= Horseshoe run =

The Horseshoe run of the Union Steam Ship Company carried passengers and cargo between Australian and New Zealand ports in the late 19th century. Several ships were used from 1882 for about 15 years: the SS Hauroto, the SS Manapouri, the SS Tarawera, and the SS Wairarapa:
Sailing from Port Chalmers, she (the Hauroto) made calls at Lyttelton, Wellington, Napier, Gisborne, and Auckland; also at Opua for bunkers (ie coal) en route to Sydney, returning via the same ports to Port Chalmers then continuing on to Bluff, Hobart, and Melbourne, then returning to Port Chalmers. After a few years all the North Island ports except Wellington were omitted.

In the early 1890s there was a battle between the Union Co and Huddart Parker on various Australasian routes including the Melbourne-Hobart route, with undercutting by cheap fares and steamers shadowing each other from port to port.

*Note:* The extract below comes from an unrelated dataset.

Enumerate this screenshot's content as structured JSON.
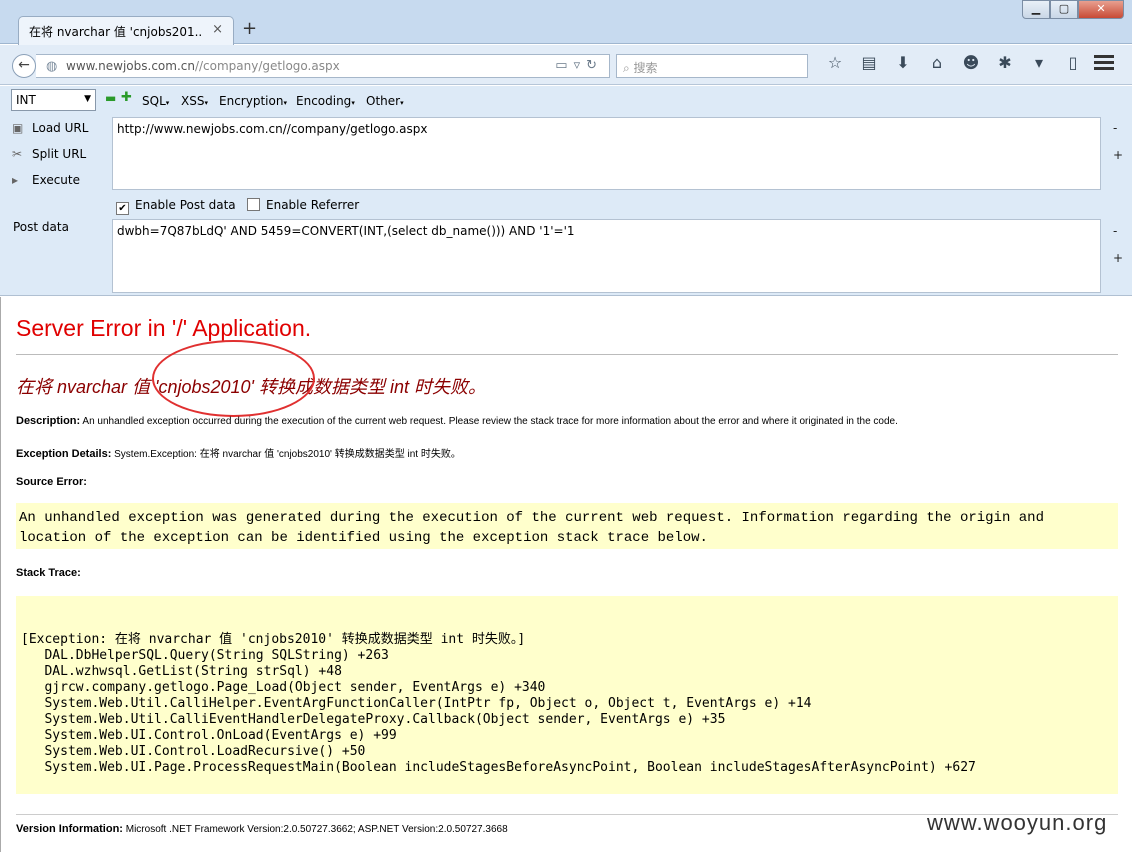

On 29 October 1894, the SS Wairarapa wrecked on Great Barrier Island north east of Auckland. Sailing in a dense fog at high speed, the ship rammed into the cliffs at Miner's Point. The hull was breached and the ship immediately started listing. Only 50 passengers and crewmen survived the wreck; 121 were lost. An inquiry later blamed the captain for maintaining excessive speed.